Der Heimatkrimi: Mord beim Spalatin

Und wie ging es weiter?

Heftiger Regen geht über der nächtlichen Altstadt von Spalt nieder. Die hohen Dächer der alten Hopfenhäuser wollen die Wasserströme in die Dachrinnen laufen lassen. Doch dem massiven Ansturm der Fluten sind sie nicht mehr gewachsen und schicken wahre Sturzbäche auf die engen Gassen. Die Straßenbeleuchtung, alten Gaslaternen nachempfunden, erfüllt die feuchte kleine Welt nur spärlich mit fahlem Licht. Man fühlt sich in längst verflossene Zeiten zurückversetzt. Für den "jungen Alten" Veit Wiesinger ist die Szene vertraut. Er ist hier daheim. Die Pflastersteine auf den winkeligen Gassen glänzen wie winzige Hügel in kleinen Seen. Nicht nur der Starkregen dröhnt mit lautem Getöse gegen Wände und Fensterscheiben. Von allen Seiten der gewachsenen Bebauung der Stadt lärmt das Unwetter. Die Geräusche sind längst nicht mehr den Quellen zuzuordnen. Der Wind bringt die Fensterläden der alten Hopfenböden zum Knattern und Quietschen. Keinen Hund treibt man hinaus und jetzt, kurz vor Mitternacht, ist keine Menschenseele mehr auf den Straßen und Gassen des Städtchens zu sehen.
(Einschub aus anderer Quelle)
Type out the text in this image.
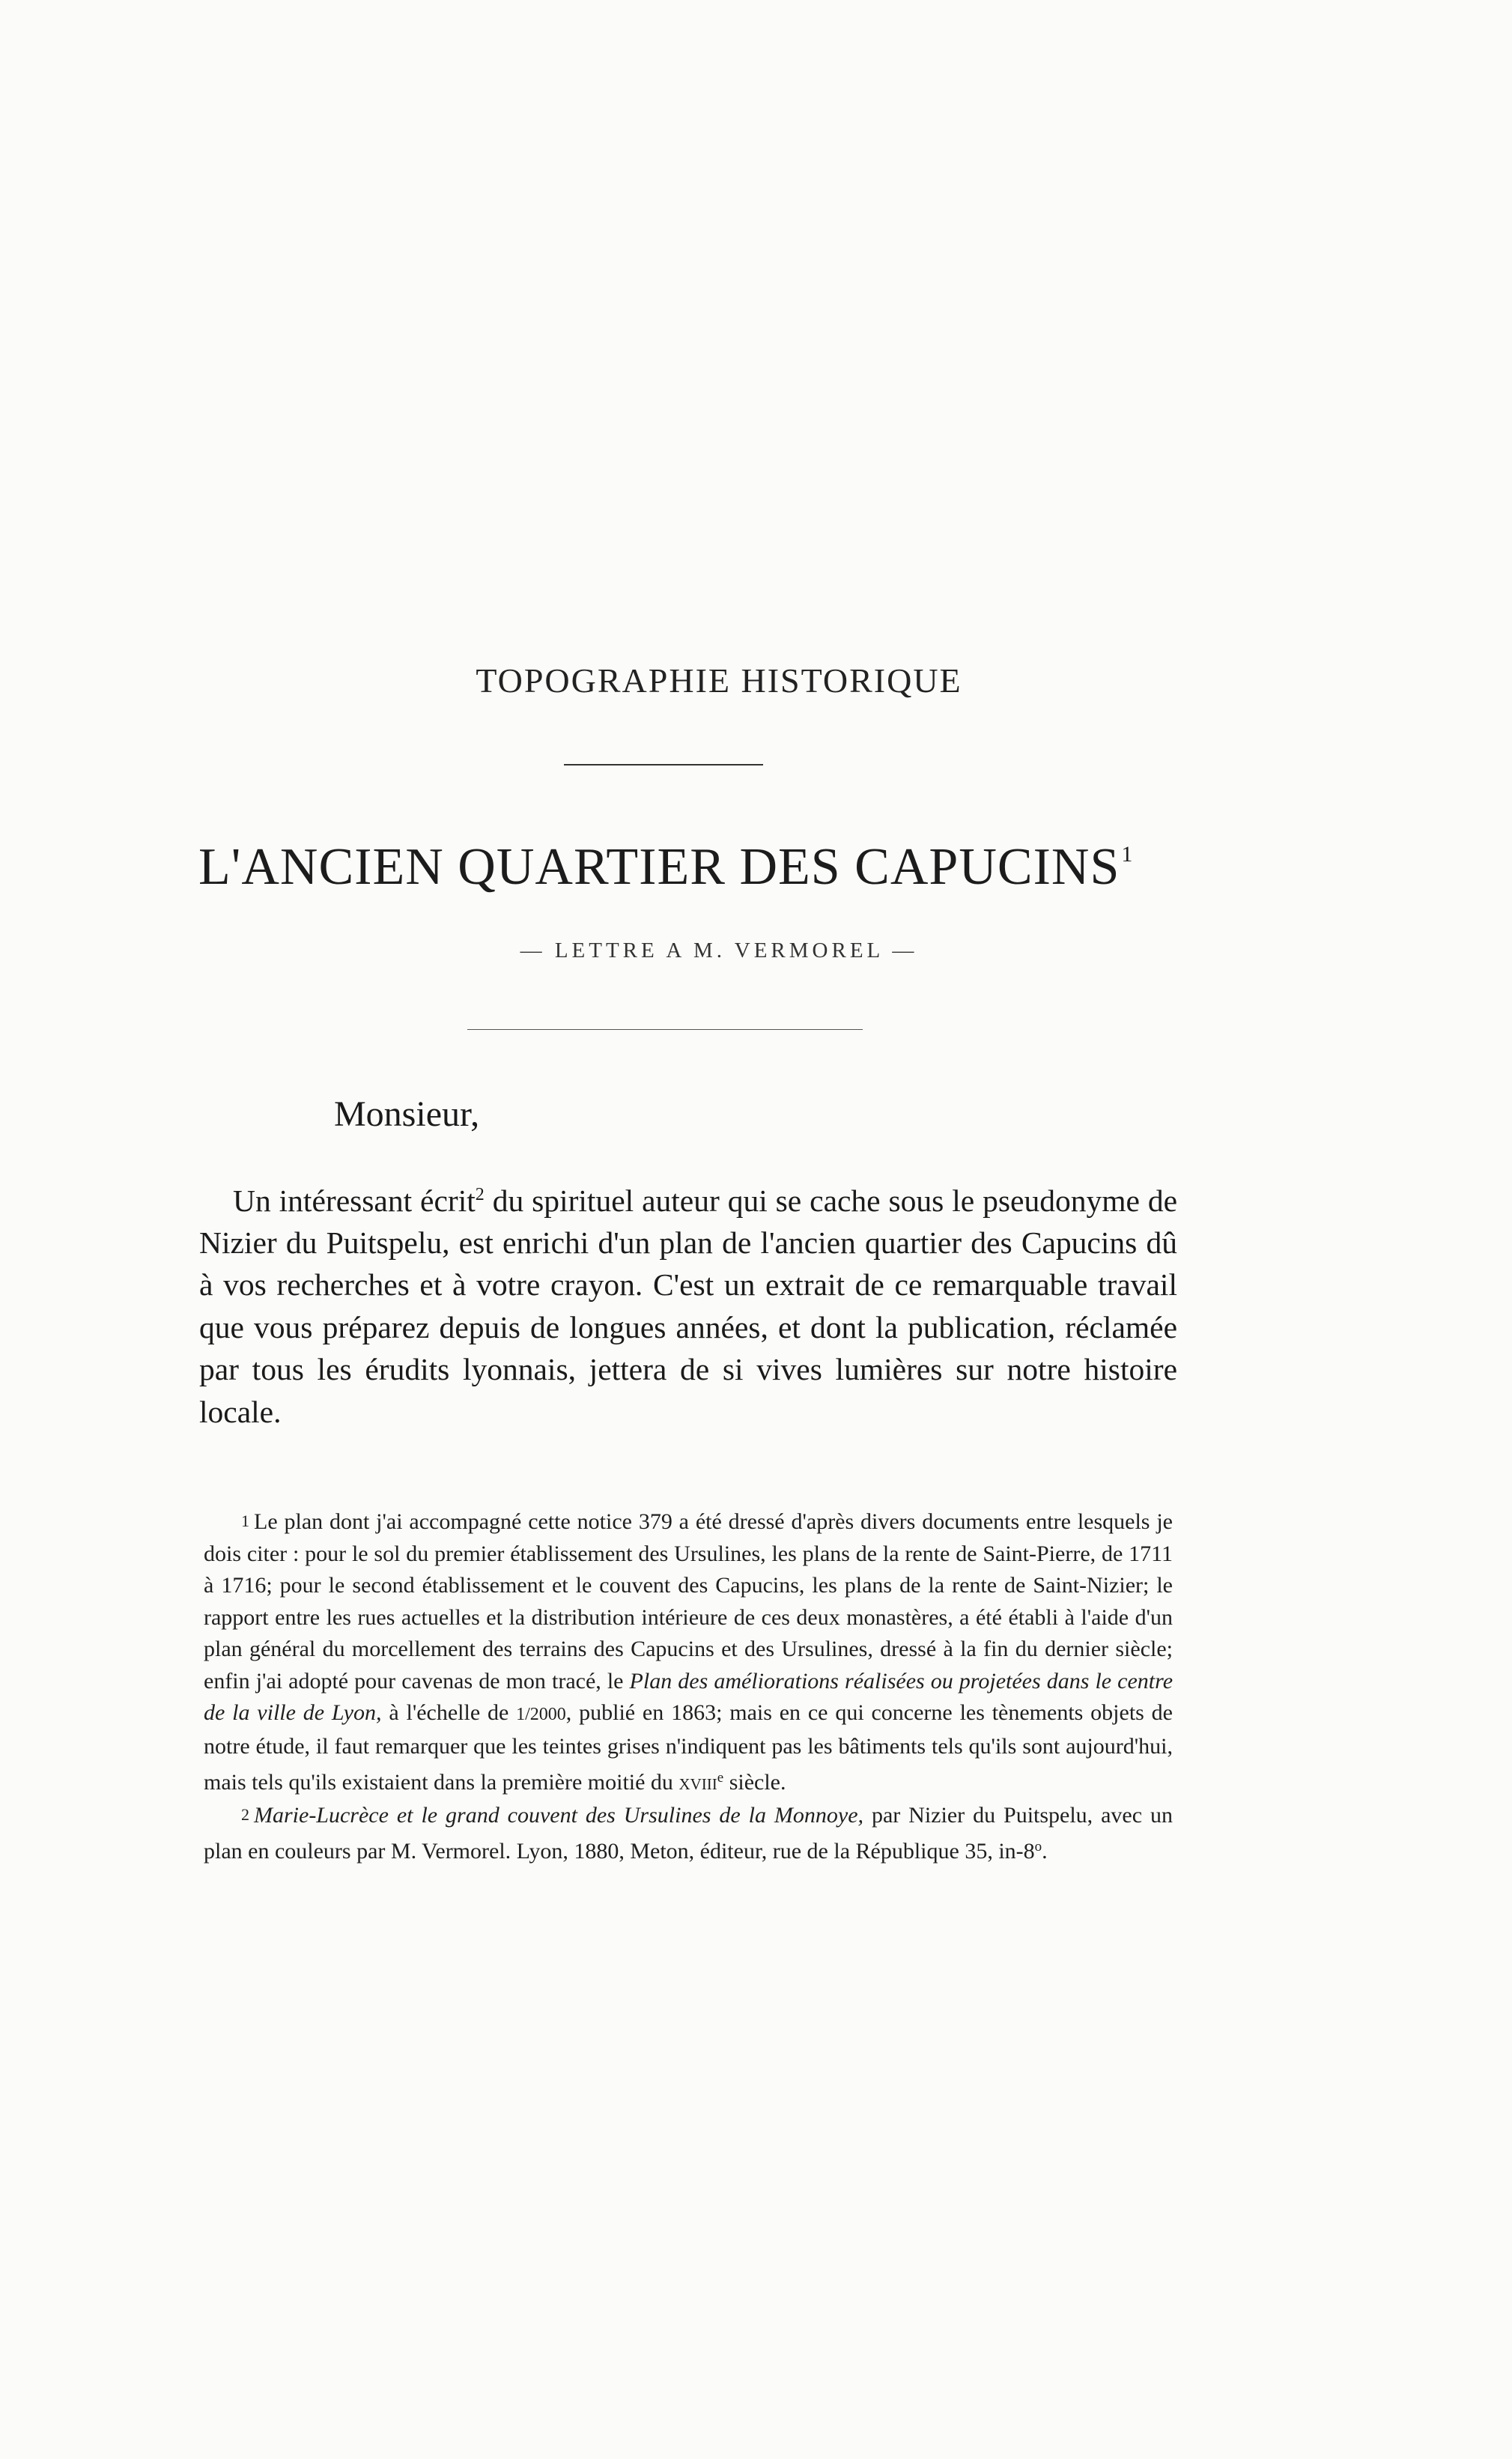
TOPOGRAPHIE HISTORIQUE
L'ANCIEN QUARTIER DES CAPUCINS$^1$
— LETTRE A M. VERMOREL —
Monsieur,

Un intéressant écrit$^2$ du spirituel auteur qui se cache sous le pseudonyme de Nizier du Puitspelu, est enrichi d'un plan de l'ancien quartier des Capucins dû à vos recherches et à votre crayon. C'est un extrait de ce remarquable travail que vous préparez depuis de longues années, et dont la publication, réclamée par tous les érudits lyonnais, jettera de si vives lumières sur notre histoire locale.

1 Le plan dont j'ai accompagné cette notice 379 a été dressé d'après divers documents entre lesquels je dois citer : pour le sol du premier établissement des Ursulines, les plans de la rente de Saint-Pierre, de 1711 à 1716; pour le second établissement et le couvent des Capucins, les plans de la rente de Saint-Nizier; le rapport entre les rues actuelles et la distribution intérieure de ces deux monastères, a été établi à l'aide d'un plan général du morcellement des terrains des Capucins et des Ursulines, dressé à la fin du dernier siècle; enfin j'ai adopté pour cavenas de mon tracé, le Plan des améliorations réalisées ou projetées dans le centre de la ville de Lyon, à l'échelle de 1/2000, publié en 1863; mais en ce qui concerne les tènements objets de notre étude, il faut remarquer que les teintes grises n'indiquent pas les bâtiments tels qu'ils sont aujourd'hui, mais tels qu'ils existaient dans la première moitié du xviii$^e$ siècle.

2 Marie-Lucrèce et le grand couvent des Ursulines de la Monnoye, par Nizier du Puitspelu, avec un plan en couleurs par M. Vermorel. Lyon, 1880, Meton, éditeur, rue de la République 35, in-8$^o$.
Veit Wiesinger verweilt bis zum Hochstellen der Stühle im urgemütlichen Bräustüble des Brauereigasthofes. Mit dem Wetterumschwung hat er nicht gerechnet. Er hat weder Schirm noch Mütze dabei. Mit hochgeklapptem Kragen eilt er seinem nicht weit entfernten Haus in der Altstadt zu. Ohne links und rechts zu sehen, duckt er sich unter der unfreundlichen Himmelsdusche. Er muss durch die Gänsgasse und um die Nikolauskirche herum.

Die Gänsgasse in Spalt bei Nacht

Als er beim Spalatin-Denkmal vorbei huschen will, stürmt plötzlich eine dunkle Gestalt hinter der mit viel Kunstverstand geöffneten Kirchhofmauer hervor. Der Angreifer holt aus und schlägt mit einem gewaltigen, dicken Prügel von hinten auf den ungeschützten Kopf des ahnungslosen Herrn Wiesinger. Dieser geht ohnmächtig zu Boden und bleibt unbeachtet liegen, während sich der Unbekannte lautlos durch die Gassen davonmacht.

Fast noch in der Nacht, als der Regen etwas nachgelassen hat, findet der Bäcker auf dem Weg zu seiner Backstube einen Mann in aufgeweichter Montur auf dem Pflaster in der Nähe des Spalatin-Denkmals liegen. Der Frühaufsteher kommt als Erster im kleinen Städtchen aus den Federn, um sein Tagwerk zu beginnen.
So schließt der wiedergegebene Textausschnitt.